Day 3 Cape Town & Winelands Tour
Ben, August 18, 2010
We spent most of the day yesterday traveling from Johannesburg to Cape Town. The trip was relatively painless and I wish that US airlines would take note from the South Africans about how many people should be staffed at airline desks. Security was much more lax than in America (perhaps unsurprisingly) -- no taking out liquids, no taking off shoes or coats, etc. We arrived in Cape Town and got into our hotel around 6:00PM. Our hotel is incredible. We are staying at a small boutique hotel (probably 6-8 rooms) in what seems to be a converted house. Nevertheless, it is incredibly luxurious and far beyond what we were expecting for accomodations. We got dinner at the V&A (Victoria & Alfred) waterfront last night at a place called Sevruga (I think that spelling is correct). It was a delicious dinner -- steak, seafood and a delicious bottle of wine, all for about 350 Rand (about $50US). When you read about South Africa, you frequently read that it is a 1st world country/infrastructure in a 3rd world setting (or something to that effect). This is something that you definitely begin to appreciate or understand while you're here. You will see pockets of extreme poverty, and then you will get dropped in a luxurious hotel and have an incredible dinner. This may be due primarily to our experience so far, but I definitely get the impression that there is very little middle ground in this area. We will ask for dinner recommendations for somewhere 'not too pricey, where we can wear jeans.' This will end with us in a nice restaurant eating steak and drinking wine.
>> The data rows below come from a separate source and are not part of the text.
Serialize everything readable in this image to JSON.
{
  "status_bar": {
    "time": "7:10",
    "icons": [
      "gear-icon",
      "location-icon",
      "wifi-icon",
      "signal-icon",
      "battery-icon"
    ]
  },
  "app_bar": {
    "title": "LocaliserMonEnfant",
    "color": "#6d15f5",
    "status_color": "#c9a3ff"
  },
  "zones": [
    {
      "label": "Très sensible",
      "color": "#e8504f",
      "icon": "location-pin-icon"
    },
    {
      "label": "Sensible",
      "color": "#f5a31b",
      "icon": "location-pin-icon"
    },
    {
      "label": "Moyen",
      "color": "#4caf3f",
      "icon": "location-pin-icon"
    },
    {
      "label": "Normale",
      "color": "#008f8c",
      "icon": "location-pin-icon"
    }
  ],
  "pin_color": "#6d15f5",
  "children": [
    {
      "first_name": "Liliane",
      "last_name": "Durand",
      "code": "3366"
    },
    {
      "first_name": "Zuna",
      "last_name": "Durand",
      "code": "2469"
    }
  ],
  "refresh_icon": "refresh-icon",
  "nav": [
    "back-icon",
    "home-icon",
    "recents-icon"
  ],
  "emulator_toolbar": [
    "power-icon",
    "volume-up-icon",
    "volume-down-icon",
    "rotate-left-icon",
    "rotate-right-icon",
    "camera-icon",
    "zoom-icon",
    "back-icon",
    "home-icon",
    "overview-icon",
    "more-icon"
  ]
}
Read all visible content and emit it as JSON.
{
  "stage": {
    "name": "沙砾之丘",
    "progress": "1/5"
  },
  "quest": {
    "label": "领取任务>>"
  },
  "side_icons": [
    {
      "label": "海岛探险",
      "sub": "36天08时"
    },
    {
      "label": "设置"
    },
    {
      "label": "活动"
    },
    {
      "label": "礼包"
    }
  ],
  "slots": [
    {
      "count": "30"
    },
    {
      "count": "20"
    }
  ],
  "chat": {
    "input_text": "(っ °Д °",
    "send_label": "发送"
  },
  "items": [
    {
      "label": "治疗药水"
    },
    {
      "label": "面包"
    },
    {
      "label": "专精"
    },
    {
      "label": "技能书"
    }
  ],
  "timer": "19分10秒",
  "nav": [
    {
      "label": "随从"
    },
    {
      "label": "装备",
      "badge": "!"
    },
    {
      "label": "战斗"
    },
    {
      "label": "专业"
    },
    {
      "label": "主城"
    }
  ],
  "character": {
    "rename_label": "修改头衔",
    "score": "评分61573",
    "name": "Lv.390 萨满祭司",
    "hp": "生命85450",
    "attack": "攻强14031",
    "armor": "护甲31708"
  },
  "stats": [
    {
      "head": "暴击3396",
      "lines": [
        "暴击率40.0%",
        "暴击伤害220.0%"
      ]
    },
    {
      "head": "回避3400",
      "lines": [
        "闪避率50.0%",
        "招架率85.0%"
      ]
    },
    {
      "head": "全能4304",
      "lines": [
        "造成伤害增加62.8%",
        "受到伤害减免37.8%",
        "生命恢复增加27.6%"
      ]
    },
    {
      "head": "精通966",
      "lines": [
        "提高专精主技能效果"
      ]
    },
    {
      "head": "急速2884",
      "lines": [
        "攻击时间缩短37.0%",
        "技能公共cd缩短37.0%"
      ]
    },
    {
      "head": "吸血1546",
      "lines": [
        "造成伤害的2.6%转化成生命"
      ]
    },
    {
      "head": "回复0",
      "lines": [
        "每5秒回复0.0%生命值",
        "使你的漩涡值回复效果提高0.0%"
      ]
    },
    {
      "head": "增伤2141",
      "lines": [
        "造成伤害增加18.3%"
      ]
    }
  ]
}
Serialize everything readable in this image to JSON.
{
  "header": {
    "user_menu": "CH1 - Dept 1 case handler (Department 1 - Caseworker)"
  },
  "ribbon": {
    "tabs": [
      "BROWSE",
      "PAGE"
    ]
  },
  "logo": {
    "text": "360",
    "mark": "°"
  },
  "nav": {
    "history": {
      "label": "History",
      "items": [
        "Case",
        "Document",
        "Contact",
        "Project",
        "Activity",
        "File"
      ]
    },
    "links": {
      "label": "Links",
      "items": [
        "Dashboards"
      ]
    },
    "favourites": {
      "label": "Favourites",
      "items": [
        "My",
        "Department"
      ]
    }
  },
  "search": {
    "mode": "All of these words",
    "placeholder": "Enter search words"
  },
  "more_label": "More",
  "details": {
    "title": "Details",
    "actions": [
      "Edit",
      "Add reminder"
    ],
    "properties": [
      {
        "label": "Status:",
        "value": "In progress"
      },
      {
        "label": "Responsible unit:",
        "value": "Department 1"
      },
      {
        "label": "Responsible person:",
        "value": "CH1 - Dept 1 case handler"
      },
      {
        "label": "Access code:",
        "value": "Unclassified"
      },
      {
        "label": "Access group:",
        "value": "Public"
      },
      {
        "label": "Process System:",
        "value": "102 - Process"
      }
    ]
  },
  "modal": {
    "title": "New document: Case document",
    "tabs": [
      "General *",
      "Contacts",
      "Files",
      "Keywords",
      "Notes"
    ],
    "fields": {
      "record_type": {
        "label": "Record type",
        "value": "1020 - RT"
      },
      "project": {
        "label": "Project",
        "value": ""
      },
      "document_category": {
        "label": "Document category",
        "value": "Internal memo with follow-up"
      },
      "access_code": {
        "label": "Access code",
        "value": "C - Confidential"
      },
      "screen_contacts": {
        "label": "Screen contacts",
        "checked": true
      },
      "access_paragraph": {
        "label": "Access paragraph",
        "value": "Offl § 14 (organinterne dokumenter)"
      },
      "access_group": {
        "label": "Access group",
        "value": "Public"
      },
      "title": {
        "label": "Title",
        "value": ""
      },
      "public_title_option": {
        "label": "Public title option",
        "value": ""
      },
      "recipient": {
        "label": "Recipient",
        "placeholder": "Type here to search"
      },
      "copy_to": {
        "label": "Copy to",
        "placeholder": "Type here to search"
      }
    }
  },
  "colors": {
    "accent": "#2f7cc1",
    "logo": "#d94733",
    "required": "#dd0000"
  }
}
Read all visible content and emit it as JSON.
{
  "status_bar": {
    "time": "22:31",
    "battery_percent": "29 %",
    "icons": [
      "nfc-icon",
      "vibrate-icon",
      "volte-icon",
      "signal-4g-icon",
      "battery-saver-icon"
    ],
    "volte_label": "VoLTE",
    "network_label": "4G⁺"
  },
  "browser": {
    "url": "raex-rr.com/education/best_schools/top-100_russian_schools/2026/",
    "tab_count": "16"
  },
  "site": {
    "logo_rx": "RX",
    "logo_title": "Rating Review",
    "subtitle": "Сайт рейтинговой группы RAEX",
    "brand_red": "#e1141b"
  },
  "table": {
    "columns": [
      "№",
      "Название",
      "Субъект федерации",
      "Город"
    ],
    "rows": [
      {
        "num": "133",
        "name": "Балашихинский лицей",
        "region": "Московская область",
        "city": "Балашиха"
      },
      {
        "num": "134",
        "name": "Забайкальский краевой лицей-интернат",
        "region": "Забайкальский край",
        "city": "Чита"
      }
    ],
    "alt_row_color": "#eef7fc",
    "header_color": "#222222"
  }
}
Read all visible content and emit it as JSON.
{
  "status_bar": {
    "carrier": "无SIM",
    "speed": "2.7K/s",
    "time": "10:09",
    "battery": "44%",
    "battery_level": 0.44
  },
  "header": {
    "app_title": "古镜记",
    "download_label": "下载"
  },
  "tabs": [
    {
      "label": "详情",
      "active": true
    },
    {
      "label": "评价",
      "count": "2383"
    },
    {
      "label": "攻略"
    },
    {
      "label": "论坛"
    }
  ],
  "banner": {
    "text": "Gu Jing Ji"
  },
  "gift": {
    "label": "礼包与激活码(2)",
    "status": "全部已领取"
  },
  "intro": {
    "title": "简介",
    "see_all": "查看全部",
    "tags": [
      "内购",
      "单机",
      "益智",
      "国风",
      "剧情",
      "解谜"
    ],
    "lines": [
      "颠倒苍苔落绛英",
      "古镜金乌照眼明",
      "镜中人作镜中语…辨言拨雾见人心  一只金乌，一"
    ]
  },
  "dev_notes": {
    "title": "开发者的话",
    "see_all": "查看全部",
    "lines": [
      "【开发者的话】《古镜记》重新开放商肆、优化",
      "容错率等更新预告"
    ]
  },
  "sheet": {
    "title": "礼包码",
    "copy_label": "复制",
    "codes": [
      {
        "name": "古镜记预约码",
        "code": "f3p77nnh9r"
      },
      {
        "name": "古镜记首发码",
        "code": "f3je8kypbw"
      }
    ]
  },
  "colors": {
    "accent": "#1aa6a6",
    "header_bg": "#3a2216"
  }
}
We spent the majority of today on a Cape Winelands tour. It ended up being a private tour for the two of us where we had three different wine tastings. We started in Stellenbosch, which is the most well known wine region in SA. We had a rather early (~10:00AM) tasting at Kannonkop, where we had our first Pinotage wine. It is definitely a different varietal and taste, but we enjoyed it. Next, we went to the Paarl region where we had a tasting and cellar tour at Seidelberg. Our guide there was excellent and gave us a great overview of how their process works. For lunch, we went to a farm called Dieu Donne, where we had steak, zebra, and some more wine while overlooking the winelands and mountains. While this was described to us as a farm, it was again a modern and luxurious restaurant. We then had a quick, rainy walk through the town of Franschhoek  and ended with a champagne tasting at Grahm Beck. Grahm Beck champagne was apparently used at Nelson Mandela's inauguration as South Africa's president, as well as at the inauguration of Barack Obama.

 
We spent a large portion of our time talking with our tour guide about South Africa and their culture. Pam and I both really enjoy hearing about local culture, opinions and pursuasions, so this was a welcome aspect of the tour. I was surprised to hear our guide claim that South Africans prefer to keep to themselves. He said that they typically prefer to tend to their own problems instead of those of the rest of the continent. At the same time, I've gotten the impression that South Africans are very, very proud of themselves and their country. Years of international isolation forced the country to become relatively self-sufficient. Nuclear power and the world's first heart transplant are two quick acheivements that come to mind. Our guide today also said that he felt that Africa would be completely unrivaled in the world if they could organize properly, due to the abundance of natural resources (oil, diamonds, etc.). Not sure if I entirely agree, but it was definitely interesting to hear that opinion/perspective.




Comment from Pam:


Sorry I am a day late on this one. Ben wrote the post above alone last night while I slept off the LARGE tastings of wine we had all day! Apparently my tolerance is not enough to handle the South African winelands. Anyways, I just wanted to note, that this trip has made me a lover of S. African wines. While the Pinotage may take some getting used to (and as Carl, our tour guide states, Kanonkop Winery has some of the good stuff in terms of Pinotage), the Merlots from Franschhoek are delicious!! I never enjoyed Merlot until I made it to this country - and now I think I'll be drinking it for life!! The other thing Ben didn't point out was the incredible difference in temperature, sunlight, precipitation, etc. from Cape Town to the Winelands (only a short 30 minute drive away). It is truly crazy how mountains can keep the heat from the coast away, or protect the area from the cold of the coast. Apparently, this temperature/climate difference is so drastic that you can turn a corner in the winelands, and find the next winery's wine/grapes taste totally different than the winery's wine you just tasted. Amazing! I really just never understood how much plays into that little bottle of wine. The whole day was really insightful!!